1768 pages. L’ouvrage impressionne par son épaisseur, mais aussi – car le contraste est évident – par la simplicité des questions auxquelles il apporte une magistrale réponse. Rappelant l’exhortation à »être un autre Dominique« qu’adresse un père au jeune Venturin de Bergame, Nicole Bériou et Bernard Hodel s’interrogent sur ce que Venturin pouvait savoir de Dominique et sur ce que nous savons, nous, hommes et femmes du XXIe siècle, de Dominique, »de ce qu’il fut et de ce que les témoins de sa vie et de son histoire ont retenu de lui« (p. 13). Pour répondre à ces questions, ils livrent la traduction en français d’une centaine d’écrits rédigés en latin ou en vieil italien, par Dominique et par d’autres, entre la fin du XIIe siècle et le XIVe siècle.
Entreprendre une traduction des écrits concernant Dominique n’est pas une nouveauté. Amédée Curé, Hugues Lecocq, les novices de Saint-Maximin, les pères Delalande et Mesnard et, surtout, Marie-Humbert Vicaire ont déjà mis, en leur temps, nombre de ces textes à disposition des lectrices et des lecteurs francophones. Le volume proposé s’en distingue cependant et fait plus que les remplacer car il offre une »ouverture sur les témoignages écrits beaucoup plus large« (p. 24).
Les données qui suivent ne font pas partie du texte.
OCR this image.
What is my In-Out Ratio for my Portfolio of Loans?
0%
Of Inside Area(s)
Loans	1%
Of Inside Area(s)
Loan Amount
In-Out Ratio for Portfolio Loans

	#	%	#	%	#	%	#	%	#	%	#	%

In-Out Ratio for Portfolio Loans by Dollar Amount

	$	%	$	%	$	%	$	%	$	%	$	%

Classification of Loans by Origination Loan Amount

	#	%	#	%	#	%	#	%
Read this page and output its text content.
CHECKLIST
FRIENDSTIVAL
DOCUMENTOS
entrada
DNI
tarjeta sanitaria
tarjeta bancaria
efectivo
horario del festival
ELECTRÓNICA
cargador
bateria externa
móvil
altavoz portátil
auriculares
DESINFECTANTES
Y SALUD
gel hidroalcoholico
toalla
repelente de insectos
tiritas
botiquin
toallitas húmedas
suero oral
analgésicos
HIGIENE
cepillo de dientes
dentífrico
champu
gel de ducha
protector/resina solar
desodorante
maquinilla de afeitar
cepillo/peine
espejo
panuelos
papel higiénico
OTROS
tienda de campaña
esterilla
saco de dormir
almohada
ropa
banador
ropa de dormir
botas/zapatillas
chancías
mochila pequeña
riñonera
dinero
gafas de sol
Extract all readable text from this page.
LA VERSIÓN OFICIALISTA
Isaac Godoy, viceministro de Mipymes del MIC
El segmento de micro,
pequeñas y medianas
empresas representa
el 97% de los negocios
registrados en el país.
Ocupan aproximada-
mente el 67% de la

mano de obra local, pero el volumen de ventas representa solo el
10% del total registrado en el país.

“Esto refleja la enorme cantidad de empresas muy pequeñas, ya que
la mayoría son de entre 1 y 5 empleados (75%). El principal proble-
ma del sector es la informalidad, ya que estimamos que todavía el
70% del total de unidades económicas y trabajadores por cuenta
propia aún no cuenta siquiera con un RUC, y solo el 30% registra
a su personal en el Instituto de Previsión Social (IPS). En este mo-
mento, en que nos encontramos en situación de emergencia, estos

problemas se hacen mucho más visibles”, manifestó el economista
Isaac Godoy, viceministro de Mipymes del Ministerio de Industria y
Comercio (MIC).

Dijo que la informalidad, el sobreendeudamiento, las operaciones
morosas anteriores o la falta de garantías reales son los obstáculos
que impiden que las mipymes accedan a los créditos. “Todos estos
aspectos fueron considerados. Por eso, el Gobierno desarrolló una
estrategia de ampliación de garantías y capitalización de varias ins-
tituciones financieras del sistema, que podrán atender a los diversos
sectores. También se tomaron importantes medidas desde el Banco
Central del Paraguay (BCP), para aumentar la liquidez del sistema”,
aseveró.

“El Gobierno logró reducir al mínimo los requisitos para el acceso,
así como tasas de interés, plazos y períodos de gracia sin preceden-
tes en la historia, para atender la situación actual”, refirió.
Les objectifs visés sont clairs: »éclairer davantage la période pendant laquelle Dominique s’est trouvé en Albigeois et préciser ses liens avec les moniales«, mais aussi »appréhender plus justement la manière dont Dominique fut au XIIIe siècle célébré dans l’office et la manière dont on parle de lui dans les écrits des chroniqueurs, dans les anecdotes recueillies par ses frères et dans la prédication« (p. 24). L’ampleur chronologique est donc nécessairement plus large, dépassant le seul XIIIe siècle pour s’étendre de la fin du XIIe au XIVe siècle; les écrits sont aussi plus divers.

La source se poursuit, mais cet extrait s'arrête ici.